Ela relaxa ao olhar para mim, dando um sorriso triste.
— Você está bem mesmo? — pergunta.
Faço que sim enquanto Atlas aperta minha cintura, dizendo silenciosamente que está aqui comigo.
— Achamos vocês.
Fecho os olhos por três segundos ao ouvir a voz fingida da minha mãe e tento relaxar ao abri-los outra vez.
Mamãe está elegante em seu vestido, um sorriso simpático no rosto, mas eu a conheço bem o suficiente para saber o que tem por trás da sua máscara. Papai segue no mesmo caminho, de terno e parecendo um homem decente.

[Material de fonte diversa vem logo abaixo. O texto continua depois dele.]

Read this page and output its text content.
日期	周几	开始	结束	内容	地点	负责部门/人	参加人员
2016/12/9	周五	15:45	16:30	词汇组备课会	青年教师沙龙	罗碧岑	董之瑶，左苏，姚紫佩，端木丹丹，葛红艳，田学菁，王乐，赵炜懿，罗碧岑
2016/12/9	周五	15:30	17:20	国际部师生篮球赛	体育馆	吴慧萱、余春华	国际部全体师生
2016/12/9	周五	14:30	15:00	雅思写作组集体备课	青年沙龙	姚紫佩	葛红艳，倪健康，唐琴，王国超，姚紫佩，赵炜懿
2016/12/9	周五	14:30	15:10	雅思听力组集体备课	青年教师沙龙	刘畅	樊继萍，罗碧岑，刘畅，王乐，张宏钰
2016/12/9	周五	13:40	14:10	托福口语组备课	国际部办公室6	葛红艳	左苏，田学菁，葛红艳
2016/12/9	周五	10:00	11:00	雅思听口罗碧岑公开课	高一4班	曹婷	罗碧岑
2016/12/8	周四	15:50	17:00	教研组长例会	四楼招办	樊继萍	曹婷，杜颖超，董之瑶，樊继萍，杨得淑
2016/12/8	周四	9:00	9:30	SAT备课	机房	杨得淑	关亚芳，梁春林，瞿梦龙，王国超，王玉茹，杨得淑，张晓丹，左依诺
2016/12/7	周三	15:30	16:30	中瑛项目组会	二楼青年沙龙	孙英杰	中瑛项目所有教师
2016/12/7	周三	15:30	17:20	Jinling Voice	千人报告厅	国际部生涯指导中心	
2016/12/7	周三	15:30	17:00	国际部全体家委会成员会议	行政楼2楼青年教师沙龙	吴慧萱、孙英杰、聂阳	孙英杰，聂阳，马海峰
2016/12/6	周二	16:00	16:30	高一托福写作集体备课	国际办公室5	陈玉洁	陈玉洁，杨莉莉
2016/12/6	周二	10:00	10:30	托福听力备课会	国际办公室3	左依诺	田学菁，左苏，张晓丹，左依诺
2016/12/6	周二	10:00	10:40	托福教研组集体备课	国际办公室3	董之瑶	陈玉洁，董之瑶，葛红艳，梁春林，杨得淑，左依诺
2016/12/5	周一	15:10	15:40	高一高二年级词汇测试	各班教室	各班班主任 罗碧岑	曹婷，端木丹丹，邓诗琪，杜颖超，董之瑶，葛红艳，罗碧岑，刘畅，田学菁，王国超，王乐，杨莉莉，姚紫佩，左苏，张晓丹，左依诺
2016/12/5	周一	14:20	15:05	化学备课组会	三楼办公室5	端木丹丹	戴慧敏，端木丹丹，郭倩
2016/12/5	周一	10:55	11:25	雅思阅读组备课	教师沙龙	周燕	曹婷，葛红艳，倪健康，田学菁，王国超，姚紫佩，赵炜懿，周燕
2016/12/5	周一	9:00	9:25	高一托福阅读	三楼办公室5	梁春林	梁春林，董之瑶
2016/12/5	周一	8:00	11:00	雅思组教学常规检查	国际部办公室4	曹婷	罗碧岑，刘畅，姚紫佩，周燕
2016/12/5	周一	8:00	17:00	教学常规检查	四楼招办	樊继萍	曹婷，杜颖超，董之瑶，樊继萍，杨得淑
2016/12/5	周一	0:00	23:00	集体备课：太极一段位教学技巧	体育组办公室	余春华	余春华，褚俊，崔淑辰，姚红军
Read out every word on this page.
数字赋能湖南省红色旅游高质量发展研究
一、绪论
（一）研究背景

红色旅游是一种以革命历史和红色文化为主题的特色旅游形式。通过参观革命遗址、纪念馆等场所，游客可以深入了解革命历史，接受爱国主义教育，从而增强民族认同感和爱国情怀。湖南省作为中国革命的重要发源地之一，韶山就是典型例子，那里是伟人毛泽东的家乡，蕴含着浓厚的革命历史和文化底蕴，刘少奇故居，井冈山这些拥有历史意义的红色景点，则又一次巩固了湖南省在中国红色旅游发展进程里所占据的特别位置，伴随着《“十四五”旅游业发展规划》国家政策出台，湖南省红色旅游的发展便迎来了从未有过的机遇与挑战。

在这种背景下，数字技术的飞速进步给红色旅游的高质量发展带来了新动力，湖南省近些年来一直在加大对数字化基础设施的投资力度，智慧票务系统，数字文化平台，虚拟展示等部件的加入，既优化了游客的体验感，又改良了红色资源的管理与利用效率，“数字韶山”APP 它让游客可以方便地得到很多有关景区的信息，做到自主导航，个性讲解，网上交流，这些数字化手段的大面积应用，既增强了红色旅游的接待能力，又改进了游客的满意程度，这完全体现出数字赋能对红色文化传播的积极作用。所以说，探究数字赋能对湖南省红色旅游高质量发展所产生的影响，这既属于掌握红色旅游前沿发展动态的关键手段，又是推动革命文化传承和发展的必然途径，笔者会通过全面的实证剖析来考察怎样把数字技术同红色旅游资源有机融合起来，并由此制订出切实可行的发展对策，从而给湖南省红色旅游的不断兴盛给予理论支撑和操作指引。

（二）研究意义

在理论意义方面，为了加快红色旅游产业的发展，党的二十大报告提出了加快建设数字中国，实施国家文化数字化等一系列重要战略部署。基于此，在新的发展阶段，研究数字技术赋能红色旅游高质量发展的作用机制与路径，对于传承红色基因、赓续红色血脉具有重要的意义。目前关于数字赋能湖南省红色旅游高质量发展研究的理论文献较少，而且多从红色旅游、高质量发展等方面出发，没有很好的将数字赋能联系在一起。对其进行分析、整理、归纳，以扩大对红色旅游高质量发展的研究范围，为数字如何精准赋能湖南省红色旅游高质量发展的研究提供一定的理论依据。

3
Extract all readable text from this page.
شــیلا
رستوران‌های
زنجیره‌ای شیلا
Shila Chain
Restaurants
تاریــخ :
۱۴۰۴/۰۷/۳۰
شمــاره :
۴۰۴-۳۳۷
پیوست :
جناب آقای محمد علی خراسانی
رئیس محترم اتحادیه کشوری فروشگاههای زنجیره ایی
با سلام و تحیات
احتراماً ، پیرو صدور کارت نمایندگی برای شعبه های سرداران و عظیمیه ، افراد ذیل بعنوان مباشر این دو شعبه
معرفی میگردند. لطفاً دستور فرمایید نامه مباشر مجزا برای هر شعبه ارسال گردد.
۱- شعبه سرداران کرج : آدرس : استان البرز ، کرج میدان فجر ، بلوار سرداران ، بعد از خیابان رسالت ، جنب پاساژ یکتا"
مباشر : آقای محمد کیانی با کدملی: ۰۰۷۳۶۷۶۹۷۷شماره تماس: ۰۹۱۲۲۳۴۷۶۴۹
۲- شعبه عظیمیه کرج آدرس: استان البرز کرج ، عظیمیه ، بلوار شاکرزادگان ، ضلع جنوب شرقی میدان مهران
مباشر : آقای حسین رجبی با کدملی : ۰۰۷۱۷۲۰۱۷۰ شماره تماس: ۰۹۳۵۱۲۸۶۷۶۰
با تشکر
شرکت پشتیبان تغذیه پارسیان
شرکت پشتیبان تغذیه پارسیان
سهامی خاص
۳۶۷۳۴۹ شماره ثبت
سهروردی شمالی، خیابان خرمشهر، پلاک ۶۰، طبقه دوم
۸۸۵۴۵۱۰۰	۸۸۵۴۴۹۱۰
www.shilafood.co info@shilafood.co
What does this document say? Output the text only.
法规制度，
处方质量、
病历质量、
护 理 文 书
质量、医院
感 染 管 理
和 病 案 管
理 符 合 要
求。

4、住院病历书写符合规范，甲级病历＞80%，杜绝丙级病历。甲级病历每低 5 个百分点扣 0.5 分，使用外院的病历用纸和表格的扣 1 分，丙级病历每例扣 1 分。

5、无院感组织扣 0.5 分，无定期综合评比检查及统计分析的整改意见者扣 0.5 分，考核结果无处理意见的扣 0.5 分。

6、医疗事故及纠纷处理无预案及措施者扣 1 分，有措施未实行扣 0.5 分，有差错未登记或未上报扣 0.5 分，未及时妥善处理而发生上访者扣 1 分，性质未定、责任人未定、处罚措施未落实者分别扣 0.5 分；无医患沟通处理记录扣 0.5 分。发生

— Sentimos muito por aparecer sem avisar — mamãe continua. — Mas quando Portia disse que estaria aqui, imaginamos que o convite fosse para toda a família.
— Certamente — a Sra Campbell diz, com um certo veneno na voz.
— Espero que o incidente de semanas atrás esteja no passado — papai diz. Sinto que dou um passo para trás ao ouvir sua voz.
— O senhor perdoa tão rápido — Atlas fala, me surpreendendo com seu sarcasmo não habitual.
Papai e Atlas se encaram por um momento, o primeiro com certeza não tendo esquecido que o segundo lhe socou a cara várias vezes. E na frente de uma igreja.
Mamãe pigarreia, sendo a mediadora.
— Fallon, querida, você está linda — diz. Sinto meu estômago revirar com a sua aprovação. — Temos sentido a sua falta.
— Tenho certeza que sim — digo, tentando não murmurar.
Papai semicerra os olhos para mim, provavelmente achando a minha reposta imprudente e merecedora de castigo.
Com o peso do seu olhar, eu tenho certeza que dessa vez dou um passo para trás.
— Eu preciso ir ao banheiro. — Sorrio, então tento me afastar deles sem parecer que estou fugindo.
Venho parar no corredor onde Atlas e eu estávamos momentos antes.
Com as costas na parede, fecho os olhos, pondo as mãos na barriga. Inspiro.
— Um, dois, três, quatro, cinco... — Expiro.
Faço isso de novo e de novo.
Eu disse que estava bem, mas fiquei boa em mentir ao longo dos anos.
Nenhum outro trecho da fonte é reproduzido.